Let's see you have specified the second argument of open function like this:
open my $fh, ">:via(File::BOM):encoding(UTF-8)", $file or die "Cannot open $file: $!";
Here you specify the :via(File::BOM)
first and :encoding(UTF-8)"
,
Then, the output string will be cut in the middle.
Following script attempts to output the UTF-8 text file with BOM, The contents should be concatenation of strings from "xxx yyyy1" to "xxx yyyy100", incrementing the trailing number, and delimitted with " / ".
#!/usr/bin/perl
# bomTest.pl
use strict;
use warnings;
use File::BOM;
use feature 'say';
my $file = '/home/cf/Desktop/foo.txt';
open my $fh, ">:via(File::BOM):encoding(UTF-8)", $file or die "Cannot open $file: $!";
say $fh 'xxx yyyy1 / xxx yyyy2 / xxx yyyy3 / xxx yyyy4 / xxx yyyy5 / xxx yyyy6 / xxx yyyy7 / xxx yyyy8 / xxx yyyy9 / xxx yyyy10 / ' .
'xxx yyyy11 / xxx yyyy12 / xxx yyyy13 / xxx yyyy14 / xxx yyyy15 / xxx yyyy16 / xxx yyyy17 / xxx yyyy18 / xxx yyyy19 / xxx yyyy20 / ' .
... snip ...
'xxx yyyy71 / xxx yyyy72 / xxx yyyy73 / xxx yyyy74 / xxx yyyy75 / xxx yyyy76 / xxx yyyy77 / xxx yyyy78 / xxx yyyy79 / xxx yyyy80 / ' .
'xxx yyyy81 / xxx yyyy82 / xxx yyyy83 / xxx yyyy84 / xxx yyyy85 / xxx yyyy86 / xxx yyyy87 / xxx yyyy88 / xxx yyyy89 / xxx yyyy90 / ' .
'xxx yyyy91 / xxx yyyy92 / xxx yyyy93 / xxx yyyy94 / xxx yyyy95 / xxx yyyy96 / xxx yyyy97 / xxx yyyy98 / xxx yyyy99 / xxx yyyy100';
close $fh;
The output file foo.txt will be will be UTF-8 file with the BOM (0x EF BB BF) at the top of the file, but the string will be terminated at the middle as below:
xxx yyyy1 / xxx yyyy2 / xxx yyyy3 / xxx yyyy4 / xxx yyyy5 / xxx yyyy6 / xxx yyyy7 / xxx yyyy8 / xxx yyyy9 / xxx yyyy10 / xxx yyyy11 / xxx yyyy12 / xxx yyyy13 / xxx yyyy14 / xxx yyyy15 / xxx yyyy16 / xxx yyyy17 / xxx yyyy18 / xxx yyyy19 / xxx yyyy20 / ...snip... xxx yyyy71 / xxx yyyy72 / xxx yyyy73 / xxx yyyy74 / xxx yyyy75 / xxx yyyy76 / xxx yyyy77 / xxx yyyy78 / xxx yyyy79 / xxx yy
The output stops in the middle of "xxx yyyy80".
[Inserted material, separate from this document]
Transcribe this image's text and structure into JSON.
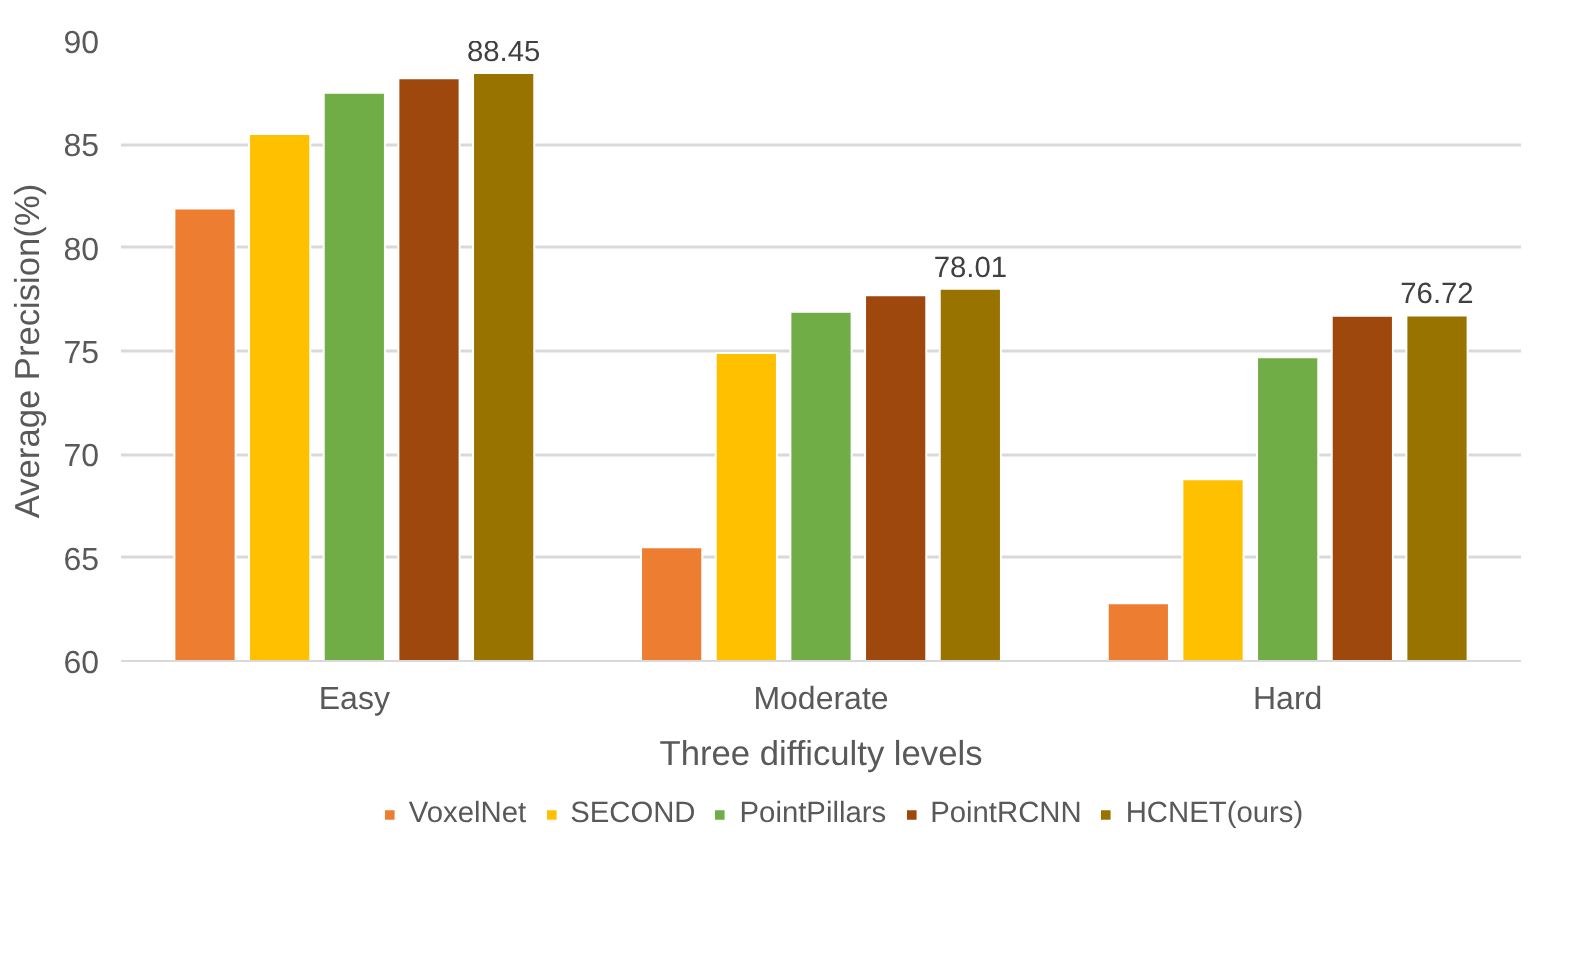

Now if you change the script like this:
open my $fh, ">:encoding(UTF-8):via(File::BOM)", $file or die "Cannot open $file: $!";
The changed point is the order of I-O Layer. You specified :encoding(UTF-8) first and :via(File::BOM) last.
Then the script run completely to "xxx yyyy100".
What is this phenomenon?
Is it the bug of Perl encoding?
Or else the one of File::BOM
module?
Or is it the reasonable specification of them?
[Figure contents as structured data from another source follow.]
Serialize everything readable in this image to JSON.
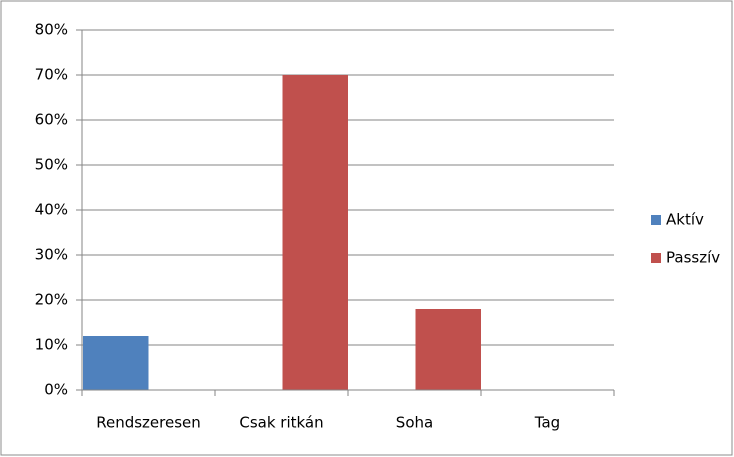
{
  "chart_data": {
    "type": "bar",
    "categories": [
      "Rendszeresen",
      "Csak ritkán",
      "Soha",
      "Tag"
    ],
    "series": [
      {
        "name": "Aktív",
        "color": "#4f81bd",
        "values": [
          12,
          0,
          0,
          0
        ]
      },
      {
        "name": "Passzív",
        "color": "#c0504d",
        "values": [
          0,
          70,
          18,
          0
        ]
      }
    ],
    "ylim": [
      0,
      80
    ],
    "yticks": [
      {
        "value": 0,
        "label": "0%"
      },
      {
        "value": 10,
        "label": "10%"
      },
      {
        "value": 20,
        "label": "20%"
      },
      {
        "value": 30,
        "label": "30%"
      },
      {
        "value": 40,
        "label": "40%"
      },
      {
        "value": 50,
        "label": "50%"
      },
      {
        "value": 60,
        "label": "60%"
      },
      {
        "value": 70,
        "label": "70%"
      },
      {
        "value": 80,
        "label": "80%"
      }
    ],
    "grid": true,
    "legend": "right"
  }
}
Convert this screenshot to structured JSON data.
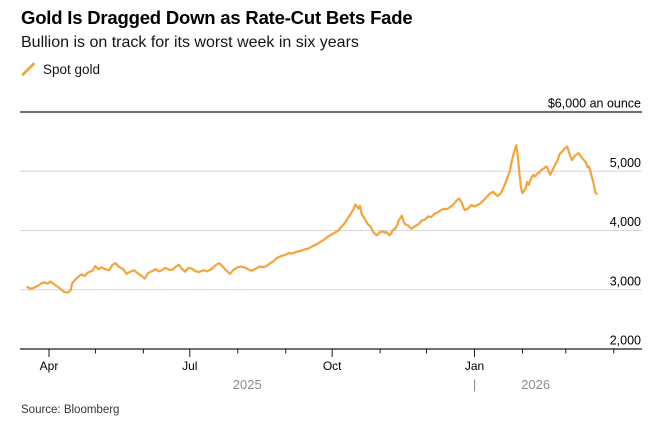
{
  "header": {
    "title": "Gold Is Dragged Down as Rate-Cut Bets Fade",
    "subtitle": "Bullion is on track for its worst week in six years"
  },
  "legend": {
    "label": "Spot gold"
  },
  "footer": {
    "source": "Source: Bloomberg"
  },
  "chart_data": {
    "type": "line",
    "title": "Gold Is Dragged Down as Rate-Cut Bets Fade",
    "subtitle": "Bullion is on track for its worst week in six years",
    "unit_label": "$6,000 an ounce",
    "colors": {
      "line": "#F5A33C",
      "grid": "#D6D6D6",
      "axis": "#1A1A1A",
      "label": "#000000",
      "muted": "#8C8C8C"
    },
    "legend_position": "top-left",
    "grid": true,
    "y_axis": {
      "side": "right",
      "range": [
        2000,
        6000
      ],
      "ticks": [
        {
          "value": 6000,
          "label": "$6,000 an ounce",
          "edge": true
        },
        {
          "value": 5000,
          "label": "5,000"
        },
        {
          "value": 4000,
          "label": "4,000"
        },
        {
          "value": 3000,
          "label": "3,000"
        },
        {
          "value": 2000,
          "label": "2,000",
          "edge": true
        }
      ]
    },
    "x_axis": {
      "ticks": [
        {
          "date": "2025-04-01",
          "label": "Apr"
        },
        {
          "date": "2025-05-01"
        },
        {
          "date": "2025-06-01"
        },
        {
          "date": "2025-07-01",
          "label": "Jul"
        },
        {
          "date": "2025-08-01"
        },
        {
          "date": "2025-09-01"
        },
        {
          "date": "2025-10-01",
          "label": "Oct"
        },
        {
          "date": "2025-11-01"
        },
        {
          "date": "2025-12-01"
        },
        {
          "date": "2026-01-01",
          "label": "Jan"
        },
        {
          "date": "2026-02-01"
        },
        {
          "date": "2026-03-01"
        },
        {
          "date": "2026-04-01"
        }
      ],
      "years": [
        {
          "label": "2025"
        },
        {
          "label": "2026"
        }
      ],
      "year_divider": "|",
      "year_divider_date": "2026-01-01"
    },
    "series": [
      {
        "name": "Spot gold",
        "color": "#F5A33C",
        "points": [
          [
            "2025-03-18",
            3045
          ],
          [
            "2025-03-20",
            3020
          ],
          [
            "2025-03-22",
            3030
          ],
          [
            "2025-03-25",
            3070
          ],
          [
            "2025-03-27",
            3105
          ],
          [
            "2025-03-29",
            3125
          ],
          [
            "2025-03-31",
            3100
          ],
          [
            "2025-04-02",
            3140
          ],
          [
            "2025-04-05",
            3080
          ],
          [
            "2025-04-07",
            3045
          ],
          [
            "2025-04-09",
            3000
          ],
          [
            "2025-04-11",
            2960
          ],
          [
            "2025-04-13",
            2950
          ],
          [
            "2025-04-15",
            2990
          ],
          [
            "2025-04-16",
            3110
          ],
          [
            "2025-04-19",
            3200
          ],
          [
            "2025-04-22",
            3260
          ],
          [
            "2025-04-24",
            3230
          ],
          [
            "2025-04-26",
            3290
          ],
          [
            "2025-04-29",
            3320
          ],
          [
            "2025-05-01",
            3400
          ],
          [
            "2025-05-03",
            3345
          ],
          [
            "2025-05-05",
            3380
          ],
          [
            "2025-05-07",
            3350
          ],
          [
            "2025-05-10",
            3330
          ],
          [
            "2025-05-12",
            3420
          ],
          [
            "2025-05-14",
            3450
          ],
          [
            "2025-05-16",
            3390
          ],
          [
            "2025-05-19",
            3345
          ],
          [
            "2025-05-21",
            3270
          ],
          [
            "2025-05-24",
            3310
          ],
          [
            "2025-05-26",
            3330
          ],
          [
            "2025-05-28",
            3285
          ],
          [
            "2025-05-30",
            3250
          ],
          [
            "2025-06-02",
            3190
          ],
          [
            "2025-06-04",
            3280
          ],
          [
            "2025-06-07",
            3320
          ],
          [
            "2025-06-09",
            3350
          ],
          [
            "2025-06-11",
            3310
          ],
          [
            "2025-06-13",
            3330
          ],
          [
            "2025-06-15",
            3370
          ],
          [
            "2025-06-18",
            3335
          ],
          [
            "2025-06-20",
            3340
          ],
          [
            "2025-06-22",
            3390
          ],
          [
            "2025-06-24",
            3420
          ],
          [
            "2025-06-26",
            3350
          ],
          [
            "2025-06-28",
            3305
          ],
          [
            "2025-06-30",
            3370
          ],
          [
            "2025-07-02",
            3360
          ],
          [
            "2025-07-05",
            3310
          ],
          [
            "2025-07-07",
            3300
          ],
          [
            "2025-07-10",
            3330
          ],
          [
            "2025-07-12",
            3310
          ],
          [
            "2025-07-15",
            3350
          ],
          [
            "2025-07-18",
            3420
          ],
          [
            "2025-07-20",
            3450
          ],
          [
            "2025-07-22",
            3400
          ],
          [
            "2025-07-24",
            3340
          ],
          [
            "2025-07-27",
            3270
          ],
          [
            "2025-07-29",
            3330
          ],
          [
            "2025-08-01",
            3380
          ],
          [
            "2025-08-03",
            3390
          ],
          [
            "2025-08-06",
            3370
          ],
          [
            "2025-08-08",
            3340
          ],
          [
            "2025-08-10",
            3320
          ],
          [
            "2025-08-13",
            3360
          ],
          [
            "2025-08-15",
            3390
          ],
          [
            "2025-08-18",
            3380
          ],
          [
            "2025-08-20",
            3410
          ],
          [
            "2025-08-22",
            3450
          ],
          [
            "2025-08-24",
            3480
          ],
          [
            "2025-08-26",
            3530
          ],
          [
            "2025-08-29",
            3570
          ],
          [
            "2025-09-01",
            3590
          ],
          [
            "2025-09-03",
            3620
          ],
          [
            "2025-09-05",
            3610
          ],
          [
            "2025-09-08",
            3640
          ],
          [
            "2025-09-10",
            3650
          ],
          [
            "2025-09-13",
            3680
          ],
          [
            "2025-09-16",
            3700
          ],
          [
            "2025-09-18",
            3730
          ],
          [
            "2025-09-21",
            3770
          ],
          [
            "2025-09-23",
            3800
          ],
          [
            "2025-09-26",
            3850
          ],
          [
            "2025-09-28",
            3890
          ],
          [
            "2025-10-01",
            3940
          ],
          [
            "2025-10-03",
            3970
          ],
          [
            "2025-10-05",
            4000
          ],
          [
            "2025-10-07",
            4060
          ],
          [
            "2025-10-09",
            4120
          ],
          [
            "2025-10-11",
            4200
          ],
          [
            "2025-10-13",
            4280
          ],
          [
            "2025-10-15",
            4370
          ],
          [
            "2025-10-16",
            4440
          ],
          [
            "2025-10-18",
            4370
          ],
          [
            "2025-10-19",
            4420
          ],
          [
            "2025-10-20",
            4280
          ],
          [
            "2025-10-22",
            4200
          ],
          [
            "2025-10-23",
            4150
          ],
          [
            "2025-10-24",
            4110
          ],
          [
            "2025-10-26",
            4060
          ],
          [
            "2025-10-27",
            4000
          ],
          [
            "2025-10-28",
            3960
          ],
          [
            "2025-10-30",
            3920
          ],
          [
            "2025-10-31",
            3945
          ],
          [
            "2025-11-01",
            3975
          ],
          [
            "2025-11-03",
            3985
          ],
          [
            "2025-11-04",
            3960
          ],
          [
            "2025-11-05",
            3975
          ],
          [
            "2025-11-07",
            3920
          ],
          [
            "2025-11-08",
            3945
          ],
          [
            "2025-11-09",
            4000
          ],
          [
            "2025-11-11",
            4040
          ],
          [
            "2025-11-12",
            4090
          ],
          [
            "2025-11-13",
            4170
          ],
          [
            "2025-11-15",
            4250
          ],
          [
            "2025-11-16",
            4170
          ],
          [
            "2025-11-17",
            4110
          ],
          [
            "2025-11-19",
            4085
          ],
          [
            "2025-11-20",
            4060
          ],
          [
            "2025-11-21",
            4030
          ],
          [
            "2025-11-23",
            4060
          ],
          [
            "2025-11-24",
            4080
          ],
          [
            "2025-11-26",
            4110
          ],
          [
            "2025-11-28",
            4170
          ],
          [
            "2025-11-30",
            4185
          ],
          [
            "2025-12-01",
            4210
          ],
          [
            "2025-12-02",
            4240
          ],
          [
            "2025-12-04",
            4225
          ],
          [
            "2025-12-05",
            4255
          ],
          [
            "2025-12-06",
            4280
          ],
          [
            "2025-12-08",
            4300
          ],
          [
            "2025-12-09",
            4320
          ],
          [
            "2025-12-10",
            4340
          ],
          [
            "2025-12-12",
            4365
          ],
          [
            "2025-12-14",
            4360
          ],
          [
            "2025-12-16",
            4390
          ],
          [
            "2025-12-18",
            4430
          ],
          [
            "2025-12-20",
            4490
          ],
          [
            "2025-12-21",
            4520
          ],
          [
            "2025-12-22",
            4540
          ],
          [
            "2025-12-24",
            4460
          ],
          [
            "2025-12-25",
            4375
          ],
          [
            "2025-12-26",
            4345
          ],
          [
            "2025-12-28",
            4375
          ],
          [
            "2025-12-30",
            4430
          ],
          [
            "2026-01-01",
            4405
          ],
          [
            "2026-01-03",
            4430
          ],
          [
            "2026-01-05",
            4460
          ],
          [
            "2026-01-07",
            4515
          ],
          [
            "2026-01-09",
            4570
          ],
          [
            "2026-01-11",
            4625
          ],
          [
            "2026-01-13",
            4655
          ],
          [
            "2026-01-14",
            4625
          ],
          [
            "2026-01-16",
            4580
          ],
          [
            "2026-01-18",
            4630
          ],
          [
            "2026-01-20",
            4740
          ],
          [
            "2026-01-21",
            4800
          ],
          [
            "2026-01-23",
            4940
          ],
          [
            "2026-01-24",
            5020
          ],
          [
            "2026-01-25",
            5160
          ],
          [
            "2026-01-27",
            5360
          ],
          [
            "2026-01-28",
            5440
          ],
          [
            "2026-01-29",
            5250
          ],
          [
            "2026-01-30",
            4970
          ],
          [
            "2026-01-31",
            4740
          ],
          [
            "2026-02-01",
            4630
          ],
          [
            "2026-02-03",
            4710
          ],
          [
            "2026-02-04",
            4820
          ],
          [
            "2026-02-05",
            4770
          ],
          [
            "2026-02-07",
            4900
          ],
          [
            "2026-02-08",
            4940
          ],
          [
            "2026-02-09",
            4910
          ],
          [
            "2026-02-11",
            4970
          ],
          [
            "2026-02-12",
            4975
          ],
          [
            "2026-02-13",
            5020
          ],
          [
            "2026-02-15",
            5050
          ],
          [
            "2026-02-16",
            5080
          ],
          [
            "2026-02-17",
            5070
          ],
          [
            "2026-02-18",
            4990
          ],
          [
            "2026-02-19",
            4940
          ],
          [
            "2026-02-20",
            5000
          ],
          [
            "2026-02-21",
            5050
          ],
          [
            "2026-02-23",
            5150
          ],
          [
            "2026-02-24",
            5210
          ],
          [
            "2026-02-25",
            5290
          ],
          [
            "2026-02-27",
            5340
          ],
          [
            "2026-02-28",
            5380
          ],
          [
            "2026-03-02",
            5415
          ],
          [
            "2026-03-03",
            5320
          ],
          [
            "2026-03-05",
            5190
          ],
          [
            "2026-03-07",
            5265
          ],
          [
            "2026-03-09",
            5305
          ],
          [
            "2026-03-10",
            5280
          ],
          [
            "2026-03-12",
            5210
          ],
          [
            "2026-03-14",
            5150
          ],
          [
            "2026-03-15",
            5070
          ],
          [
            "2026-03-16",
            5080
          ],
          [
            "2026-03-17",
            4985
          ],
          [
            "2026-03-19",
            4790
          ],
          [
            "2026-03-20",
            4650
          ],
          [
            "2026-03-21",
            4620
          ]
        ]
      }
    ]
  }
}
The answer is already in the question: You used ">:via(File::BOM):encoding(UTF-8)"
when you should have used ">:encoding(UTF-8):via(File::BOM)"
.
From the docs,
Add the via(File::BOM) layer on top of a unicode encoding layer to print a BOM at the start of the output file. This needs to be done before any data is written. The BOM is written as part of the first print command on the handle, so if you don't print anything to the handle, you won't get a BOM.
It's not clear which layer is on top of which other layer, but the example makes it clear.
# Writing little-endian UTF-16 file with BOM: open(HANDLE, '>:encoding(UTF-16LE):via(File::BOM)', $filename)
The bug is yours. This is a case of GIGO.